Available Resources/Limitations 1. Cabarrus County Transportation Services The purpose of this bus service is to provide eligible candidates transportation to healthcare and improve their quality of life. The service can be used by the elderly for healthcare appointments and pharmacy (for prescription pick-up only).


· The service runs only during business hours, no resource for needs during other hours. · A return trip home following appointment requires the need to make a phone call and may take hours to be picked up. · Eligibility excludes those receiving Medicaid. · Must buy ticket booklet for $30 and turn in ticket for each trip. · Appointments cannot be made on the same day, must be booked by 5 pm the previous day.

2. Cabarrus Links The purpose of this public bus service is to provide Cabarrus County residents with transportation to medical offices, jobs, and shopping. Limitations: -Must pay for each trip. -This service has public drop-off and pick-up areas, it does not provide door-to-door pick-up. -Riders must have access to and know certain bus schedules to catch the bus before and after appointments.

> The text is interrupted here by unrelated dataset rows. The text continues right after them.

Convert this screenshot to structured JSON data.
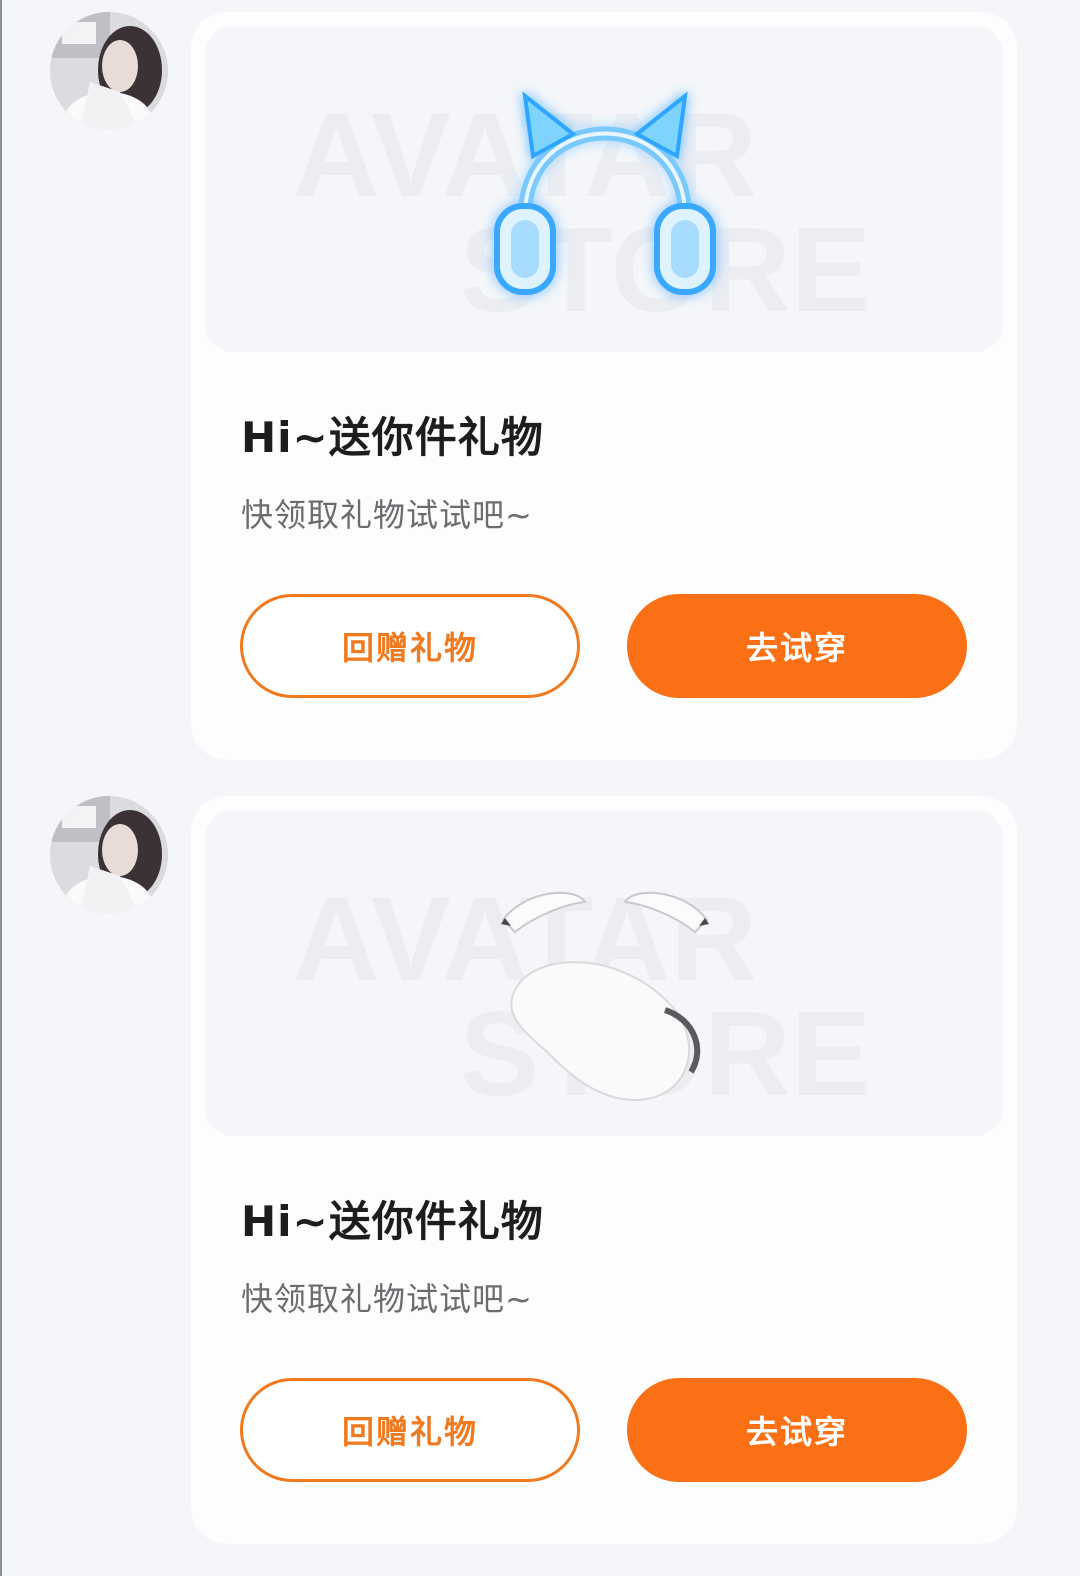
{
  "messages": [
    {
      "title": "Hi~送你件礼物",
      "subtitle": "快领取礼物试试吧~",
      "gift_icon": "cat-ear-headphones-icon",
      "watermark_line1": "AVATAR",
      "watermark_line2": "STORE",
      "return_gift_label": "回赠礼物",
      "try_on_label": "去试穿"
    },
    {
      "title": "Hi~送你件礼物",
      "subtitle": "快领取礼物试试吧~",
      "gift_icon": "brows-and-mustache-icon",
      "watermark_line1": "AVATAR",
      "watermark_line2": "STORE",
      "return_gift_label": "回赠礼物",
      "try_on_label": "去试穿"
    }
  ],
  "colors": {
    "accent": "#fb7014",
    "accent_outline": "#f07a1f",
    "page_bg": "#f5f6fa",
    "card_bg": "#fdfdfe",
    "title": "#1d1d1f",
    "subtitle": "#6c6c70"
  }
}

Cabarrus County Planning Council Health Assessment Transportation Needs: According to a community, assessment of Cabarrus County conducted by the Cabarrus County Planning Council, around 47.9% of residents 65 years old and older had a disability. Senior citizens with disabilities are in need of increased accessibility to appointments to not only healthcare services, but to meeting places, such as the senior center. The windshield survey revealed both a lack of sidewalks and public transportation throughout not only residential areas but also around major business areas. A survey of 600 Cabarrus County residents by the Cabarrus County Planning Council revealed that senior citizens with disabilities would like to see increased wheelchair accessibility and enough space for turning should be provided on public transit systems. Many of the transportation services for the elderly require proof of eligibility. The elderly are either unaware of these eligibility requirements or do not have the resources or accessibility to prove that they meet these requirements. The survey also revealed that senior citizens with disabilities would like for location of bus routes to be more accessible and in areas

that were well lit and covered from the weather. Residents would like to see more comprehensive, community-based services provided where they can access all types of needed healthcare, from preventive, urgent care, and adult medicine within the same vicinity. Statistics (Cabarrus Health Alliance, 2004): Telephone Survey results regarding most unmet transportation needs: 1. Transportation to helping agencies (2.6% of respondents, approximately 3,700 individuals).

2. Transpiration to health care services (2.4% of respondents, approximately 3,500 individuals).

Among the highest percent of those interviewed and reported an unmet transportation need were individuals 65 years and older. Over 12% of individuals 65 years and over reported an unmet need for transportation to health care services. Over 10% of individuals 65 years and over reported an unmet need for transportation to social services. Over 7% of individuals 65 years and over reported an unmet need for transportation to the pharmacy.

Overall, these percentages were higher than any other single age group surveyed.

Telephone Survey results: Over 4,500 (8.4%) households in Cabarrus County do not have a vehicle available for use. The largest unmet transpiration need is transportation to helping agencies with over 3,700 (2.4%) individuals affected. The second largest unmet transportation need is transportation to health care services with over 3,500 (2.4%) individuals affected.